Эти служебные стратегии, конечно, реализовывались на фоне имеющегося ландшафта социальных связей, определявшего выбор наиболее оптимальных вариантов. Показателен пример Ивана Харламова (15 лет, солдат в Ингерманландском полку). Отец его служил в выборных ротах у фельдмаршала Шереметева и отставлен к делам; один из дядей служил во флоте («ранга не упомню»), другой – прапорщиком в Санкт-Петербургском гарнизонном полку. Один из братьев Ивана был капралом в Ингерманландском полку – в том самом, где числился и сам недоросль; другой, Григорий, которому Иван и был приказан в столице, – кондуктором в Инженерном корпусе. В корпусе, однако, у Ивана был двоюродный брат по матери, Егор Головцын. Оказавшись в корпусе, Харламов был определен в 1-ю роту – в ту самую, где его кузен Головцын числился капралом. Корпусной быт у братьев, надо думать, был вполне налажен: Головцын просил не вычитать у него из жалованья деньги за казенную еду, объясняя, что «имею завсегда свои столовые припасы, которые приходят из деревень отца моего»[770].
Отдельно следует упомянуть имперское измерение процесса консолидации элиты. Изначально, как это и было предусмотрено учредительными документами, корпус был нацелен на выстраивание контактов между русским и прибалтийским дворянством, в том числе через взаимное изучение языков. В 1740‐х и особенно в 1750‐х годах корпус все чаще используется правительством и для воспитания из представителей других народов лояльной элиты, адаптированной к имперской культуре. Так, в 1740‐х годах в корпус были определены четыре сына калмыцкого хана, титуловавшиеся князьями. Двое из них, князь Петр и князь Филипп, умерли в корпусе, однако князь Алексей, поступивший в 1745 году, был в 1756 году произведен в поручики при корпусе, а в 1762 году, по смерти его отца, был отставлен с производством из майоров в полковники и отправлен управлять отцовским улусом. Четвертый из ханских сыновей, князь Иона (в корпусе с 1747 года, в 1756 году произведен в прапорщики при корпусе), тогда же, в 1762 году, был переведен из корпуса капитаном в лейб-гвардии Преображенский полк[771]. В 1748 году в корпус по просьбе Коллегии иностранных дел определен «привезенный из Кизляра сюда в Санкт Питербург мурзинский сын новокрещенский» Дмитрий Таганов, причем Коллегия специально отмечает, что юноша, уже «будучи при коллегии учится российской грамоте читать и писать и, ходя в академическую гимназию пишет по-немецки и рисует нечто, а притом у советника канцелярии Хризоскулева обучается турецкого языка, показывая ко всему тому охоту и понятие». На этом основании Коллегия просит Таганова «определить на некоторые годы в кадеты, где он будучи в на(д)смотрении мог начатому наивяще обучиться и к тому же и другие штатские науки познать и потом бы в службу оной коллегии годным быть»; для него должно было быть предусмотрено специальное расписание – три дня в неделю Таганов должен был вместо обычных занятий в корпусе ходить учиться к упомянутому Хризоскулеву. В 1756 году Таганов был выпущен поручиком в переводчики в Астраханский гарнизон и впоследствии сыграл важную роль в управлении Кабардой[772].

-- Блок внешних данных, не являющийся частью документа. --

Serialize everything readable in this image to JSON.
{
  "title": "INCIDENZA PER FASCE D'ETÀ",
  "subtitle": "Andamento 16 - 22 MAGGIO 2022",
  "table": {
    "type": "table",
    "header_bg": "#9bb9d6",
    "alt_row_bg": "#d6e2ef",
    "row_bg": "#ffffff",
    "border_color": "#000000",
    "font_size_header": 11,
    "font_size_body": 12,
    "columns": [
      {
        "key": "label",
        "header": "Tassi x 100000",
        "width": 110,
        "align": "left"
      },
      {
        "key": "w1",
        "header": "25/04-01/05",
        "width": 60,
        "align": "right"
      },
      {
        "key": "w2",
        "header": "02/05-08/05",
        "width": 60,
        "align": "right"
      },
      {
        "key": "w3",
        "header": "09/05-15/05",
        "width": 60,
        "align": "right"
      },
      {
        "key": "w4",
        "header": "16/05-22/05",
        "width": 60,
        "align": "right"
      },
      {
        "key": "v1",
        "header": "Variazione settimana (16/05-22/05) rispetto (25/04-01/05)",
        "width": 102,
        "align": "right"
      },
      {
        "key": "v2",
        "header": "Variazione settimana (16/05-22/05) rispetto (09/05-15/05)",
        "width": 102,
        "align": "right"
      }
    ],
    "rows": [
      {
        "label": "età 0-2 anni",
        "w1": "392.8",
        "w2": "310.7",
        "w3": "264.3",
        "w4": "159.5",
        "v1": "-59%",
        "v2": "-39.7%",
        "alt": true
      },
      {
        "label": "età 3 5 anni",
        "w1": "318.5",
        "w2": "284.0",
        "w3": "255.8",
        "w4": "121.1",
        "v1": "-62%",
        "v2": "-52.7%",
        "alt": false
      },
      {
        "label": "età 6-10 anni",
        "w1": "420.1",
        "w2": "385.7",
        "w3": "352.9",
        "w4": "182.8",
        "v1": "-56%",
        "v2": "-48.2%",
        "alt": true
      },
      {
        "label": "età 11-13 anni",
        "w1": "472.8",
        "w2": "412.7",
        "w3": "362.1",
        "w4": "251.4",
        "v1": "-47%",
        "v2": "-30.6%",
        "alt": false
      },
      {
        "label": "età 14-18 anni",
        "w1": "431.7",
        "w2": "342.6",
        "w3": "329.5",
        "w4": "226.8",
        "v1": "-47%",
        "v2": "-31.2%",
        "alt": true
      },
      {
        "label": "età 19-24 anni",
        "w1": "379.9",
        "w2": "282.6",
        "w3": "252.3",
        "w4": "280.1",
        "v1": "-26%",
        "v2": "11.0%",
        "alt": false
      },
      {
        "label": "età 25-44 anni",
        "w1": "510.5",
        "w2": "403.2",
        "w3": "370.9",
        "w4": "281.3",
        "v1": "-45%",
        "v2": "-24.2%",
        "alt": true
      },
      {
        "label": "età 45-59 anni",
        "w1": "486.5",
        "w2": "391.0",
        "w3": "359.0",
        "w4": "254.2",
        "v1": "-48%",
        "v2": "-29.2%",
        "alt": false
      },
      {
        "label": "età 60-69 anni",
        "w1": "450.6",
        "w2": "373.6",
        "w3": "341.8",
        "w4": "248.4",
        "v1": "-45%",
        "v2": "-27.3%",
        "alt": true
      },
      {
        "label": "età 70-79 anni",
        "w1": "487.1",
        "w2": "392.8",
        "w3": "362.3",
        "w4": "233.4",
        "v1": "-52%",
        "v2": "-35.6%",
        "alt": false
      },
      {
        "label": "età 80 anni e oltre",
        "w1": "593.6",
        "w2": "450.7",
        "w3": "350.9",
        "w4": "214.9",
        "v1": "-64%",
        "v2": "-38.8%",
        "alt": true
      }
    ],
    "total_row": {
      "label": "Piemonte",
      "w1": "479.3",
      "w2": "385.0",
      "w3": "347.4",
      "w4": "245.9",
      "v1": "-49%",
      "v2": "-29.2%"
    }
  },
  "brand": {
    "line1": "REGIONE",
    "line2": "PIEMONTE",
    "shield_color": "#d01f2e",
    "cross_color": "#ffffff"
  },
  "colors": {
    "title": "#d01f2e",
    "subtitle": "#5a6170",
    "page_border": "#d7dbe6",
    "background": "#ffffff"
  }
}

В конце 1740‐х и особенно в 1750‐х корпус все чаще привлекает представителей левобережного шляхетства: среди них Яким и Семен Сулимы (Сулимовы), Иван, Семен и Андрей Горленки, Иосиф, Яков, Иван и Петр Кулябки, Михаил, Василий, Николай и Андрей Милорадовичи, Михаил Трощинский, Козьма Полетика, Василий Забережин, Григорий Репешко и др. Как правило, это представители среднего уровня войсковой элиты, дети бунчуковых товарищей и сотников. Сулимовы, однако, сыновья полковника Переяславского полку, и на них в корпусе обращают особое внимание: братья зачислены несмотря на то, что уже достигли «совершенного возраста»; для них велено разработать особую программу – «обучать танцовать, фехтовать, верховой езде и военной екзерциции, а протчим наукам смотря по склонностям и понятию»[773]. В этом же ряду можно упомянуть и сыновей грузинских дворян-эмигрантов, зачастую также служивших на Украине в гусарах (князья Асигмовановы, Шаликовы, Эристовы), а также 13 человек малолетних черногорцев, зачисленных в 1758 году – в качестве родственников тамошнего митрополита Афанасия Петровича[774].